I. Cookies and Web Beacons
- In order to personalize our service for you and to collect aggregate, non-personal information regarding service usage by all of our users, Castlight uses “cookies.” A “cookie” is a small text file that Castlight transfers to your computer’s hard drive. Castlight assigns each computer a different cookie. The cookie assigns a random, unique number to your computer. The cookie does not contain personally identifiable information.
- Your browser software can be set to warn you of cookies or reject all cookies. Most browsers offer instructions on how to reset the browser to reject cookies in the “Help” section of the toolbar. If you reject our cookie, you will not be able to use Castlight.
- We may also collect information using Web beacons. Web beacons are electronic images used on the Castlight service and in our emails. We use Web beacons to deliver cookies, count visits, understand usage and campaign effectiveness and to tell if an email has been opened and acted upon.
- Protection of Privacy. In order to protect your privacy, never share your sign-in name or password and always log out of Castlight when you are finished using the service.
- Questions. If you have any questions about this Privacy Statement or the use of your information via Castlight, please contact us at privacy@CastlightHealth.com.
Changes to Privacy Statement. Castlight will only use your personally identifiable information in the manner described in the Privacy Statement in effect when we collected the information from you. However, we reserve the right to change the terms of this Privacy Statement at any time by posting those changes on our service so you are always aware of what information we collect, how we use it, and under what circumstances, if any, we disclose it.
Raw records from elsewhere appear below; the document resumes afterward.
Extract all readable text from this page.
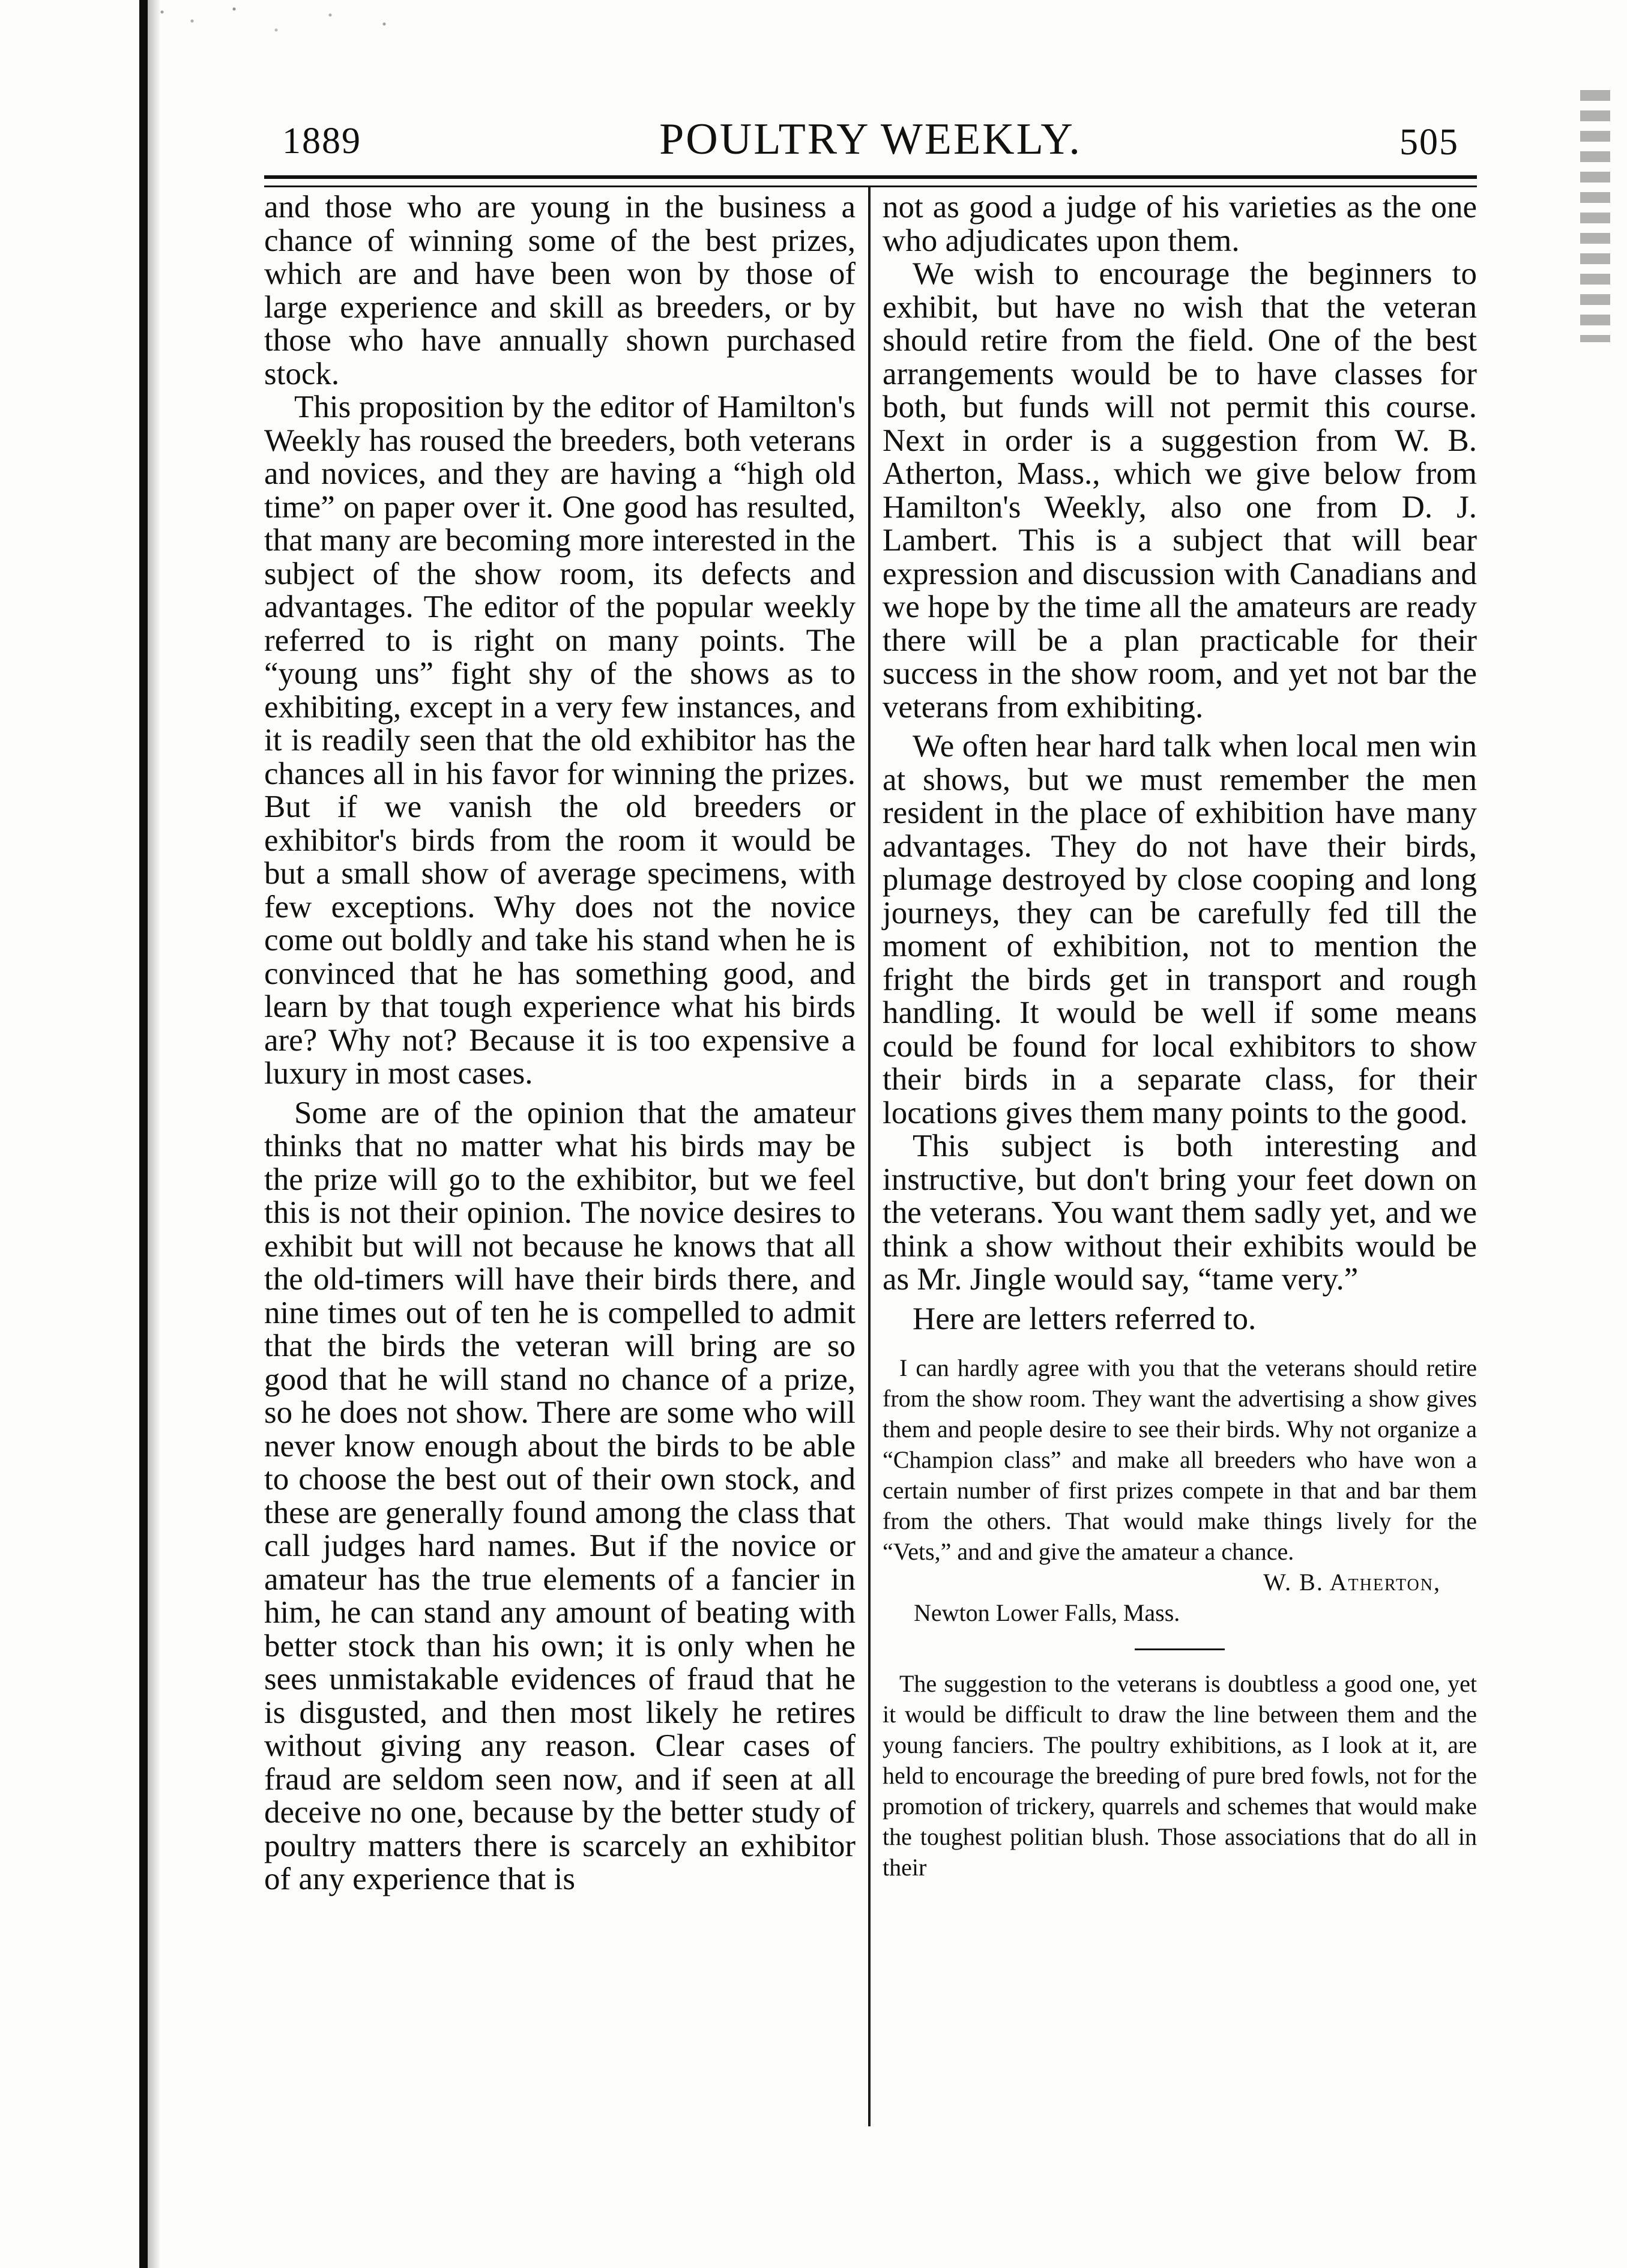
1889	POULTRY WEEKLY.	505

and those who are young in the business a chance of winning some of the best prizes, which are and have been won by those of large experience and skill as breeders, or by those who have annually shown purchased stock.

This proposition by the editor of Hamilton's Weekly has roused the breeders, both veterans and novices, and they are having a “high old time” on paper over it. One good has resulted, that many are becoming more interested in the subject of the show room, its defects and advantages. The editor of the popular weekly referred to is right on many points. The “young uns” fight shy of the shows as to exhibiting, except in a very few instances, and it is readily seen that the old exhibitor has the chances all in his favor for winning the prizes. But if we vanish the old breeders or exhibitor's birds from the room it would be but a small show of average specimens, with few exceptions. Why does not the novice come out boldly and take his stand when he is convinced that he has something good, and learn by that tough experience what his birds are? Why not? Because it is too expensive a luxury in most cases.

Some are of the opinion that the amateur thinks that no matter what his birds may be the prize will go to the exhibitor, but we feel this is not their opinion. The novice desires to exhibit but will not because he knows that all the old-timers will have their birds there, and nine times out of ten he is compelled to admit that the birds the veteran will bring are so good that he will stand no chance of a prize, so he does not show. There are some who will never know enough about the birds to be able to choose the best out of their own stock, and these are generally found among the class that call judges hard names. But if the novice or amateur has the true elements of a fancier in him, he can stand any amount of beating with better stock than his own; it is only when he sees unmistakable evidences of fraud that he is disgusted, and then most likely he retires without giving any reason. Clear cases of fraud are seldom seen now, and if seen at all deceive no one, because by the better study of poultry matters there is scarcely an exhibitor of any experience that is

not as good a judge of his varieties as the one who adjudicates upon them.

We wish to encourage the beginners to exhibit, but have no wish that the veteran should retire from the field. One of the best arrangements would be to have classes for both, but funds will not permit this course. Next in order is a suggestion from W. B. Atherton, Mass., which we give below from Hamilton's Weekly, also one from D. J. Lambert. This is a subject that will bear expression and discussion with Canadians and we hope by the time all the amateurs are ready there will be a plan practicable for their success in the show room, and yet not bar the veterans from exhibiting.

We often hear hard talk when local men win at shows, but we must remember the men resident in the place of exhibition have many advantages. They do not have their birds, plumage destroyed by close cooping and long journeys, they can be carefully fed till the moment of exhibition, not to mention the fright the birds get in transport and rough handling. It would be well if some means could be found for local exhibitors to show their birds in a separate class, for their locations gives them many points to the good.

This subject is both interesting and instructive, but don't bring your feet down on the veterans. You want them sadly yet, and we think a show without their exhibits would be as Mr. Jingle would say, “tame very.”

Here are letters referred to.

I can hardly agree with you that the veterans should retire from the show room. They want the advertising a show gives them and people desire to see their birds. Why not organize a “Champion class” and make all breeders who have won a certain number of first prizes compete in that and bar them from the others. That would make things lively for the “Vets,” and and give the amateur a chance.

W. B. Atherton,
Newton Lower Falls, Mass.

The suggestion to the veterans is doubtless a good one, yet it would be difficult to draw the line between them and the young fanciers. The poultry exhibitions, as I look at it, are held to encourage the breeding of pure bred fowls, not for the promotion of trickery, quarrels and schemes that would make the toughest politian blush. Those associations that do all in their
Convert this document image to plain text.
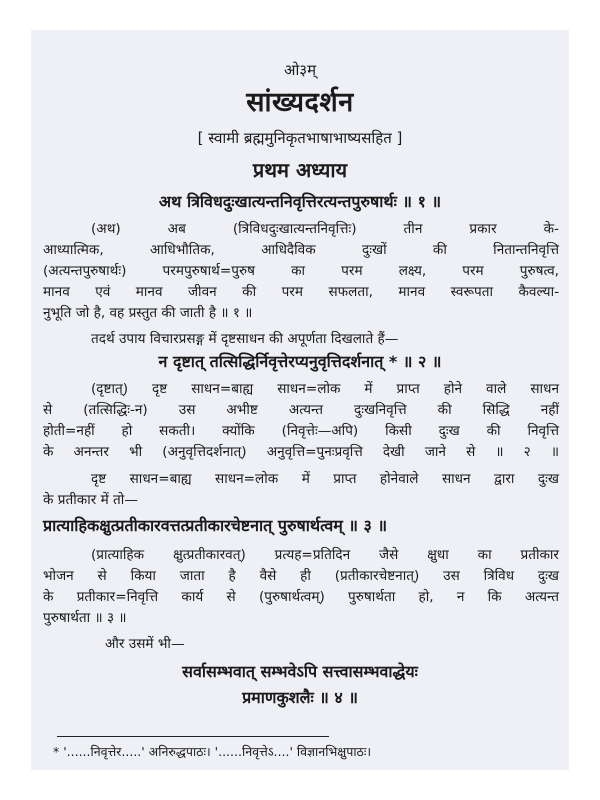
ओ३म्
सांख्यदर्शन
[ स्वामी ब्रह्ममुनिकृतभाषाभाष्यसहित ]
प्रथम अध्याय
अथ त्रिविधदुःखात्यन्तनिवृत्तिरत्यन्तपुरुषार्थः ॥ १ ॥
(अथ) अब (त्रिविधदुःखात्यन्तनिवृत्तिः) तीन प्रकार के-
आध्यात्मिक, आधिभौतिक, आधिदैविक दुःखों की नितान्तनिवृत्ति
(अत्यन्तपुरुषार्थः) परमपुरुषार्थ=पुरुष का परम लक्ष्य, परम पुरुषत्व,
मानव एवं मानव जीवन की परम सफलता, मानव स्वरूपता कैवल्या-
नुभूति जो है, वह प्रस्तुत की जाती है ॥ १ ॥
तदर्थ उपाय विचारप्रसङ्ग में दृष्टसाधन की अपूर्णता दिखलाते हैं—
न दृष्टात् तत्सिद्धिर्निवृत्तेरप्यनुवृत्तिदर्शनात् * ॥ २ ॥
(दृष्टात्) दृष्ट साधन=बाह्य साधन=लोक में प्राप्त होने वाले साधन
से (तत्सिद्धिः-न) उस अभीष्ट अत्यन्त दुःखनिवृत्ति की सिद्धि नहीं
होती=नहीं हो सकती। क्योंकि (निवृत्तेः—अपि) किसी दुःख की निवृत्ति
के अनन्तर भी (अनुवृत्तिदर्शनात्) अनुवृत्ति=पुनःप्रवृत्ति देखी जाने से ॥ २ ॥
दृष्ट साधन=बाह्य साधन=लोक में प्राप्त होनेवाले साधन द्वारा दुःख
के प्रतीकार में तो—
प्रात्याहिकक्षुत्प्रतीकारवत्तत्प्रतीकारचेष्टनात् पुरुषार्थत्वम् ॥ ३ ॥
(प्रात्याहिक क्षुत्प्रतीकारवत्) प्रत्यह=प्रतिदिन जैसे क्षुधा का प्रतीकार
भोजन से किया जाता है वैसे ही (प्रतीकारचेष्टनात्) उस त्रिविध दुःख
के प्रतीकार=निवृत्ति कार्य से (पुरुषार्थत्वम्) पुरुषार्थता हो, न कि अत्यन्त
पुरुषार्थता ॥ ३ ॥
और उसमें भी—
सर्वासम्भवात् सम्भवेऽपि सत्त्वासम्भवाद्धेयः
प्रमाणकुशलैः ॥ ४ ॥
* '......निवृत्तेर.....' अनिरुद्धपाठः। '......निवृत्तेऽ....' विज्ञानभिक्षुपाठः।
If at any point, we decide to use personal health information in a manner different from that stated at the time it was collected or if we make any material changes, we will notify users by way of e-mail or at the time the user logs in prior to the change becoming effective. You will be given the opportunity to opt-out for any additional uses or disclosures of your personal health information that you made available to us prior to any such change in our Privacy Statement. In addition, we urge you to check here for any updates to this Privacy Statement from time to time.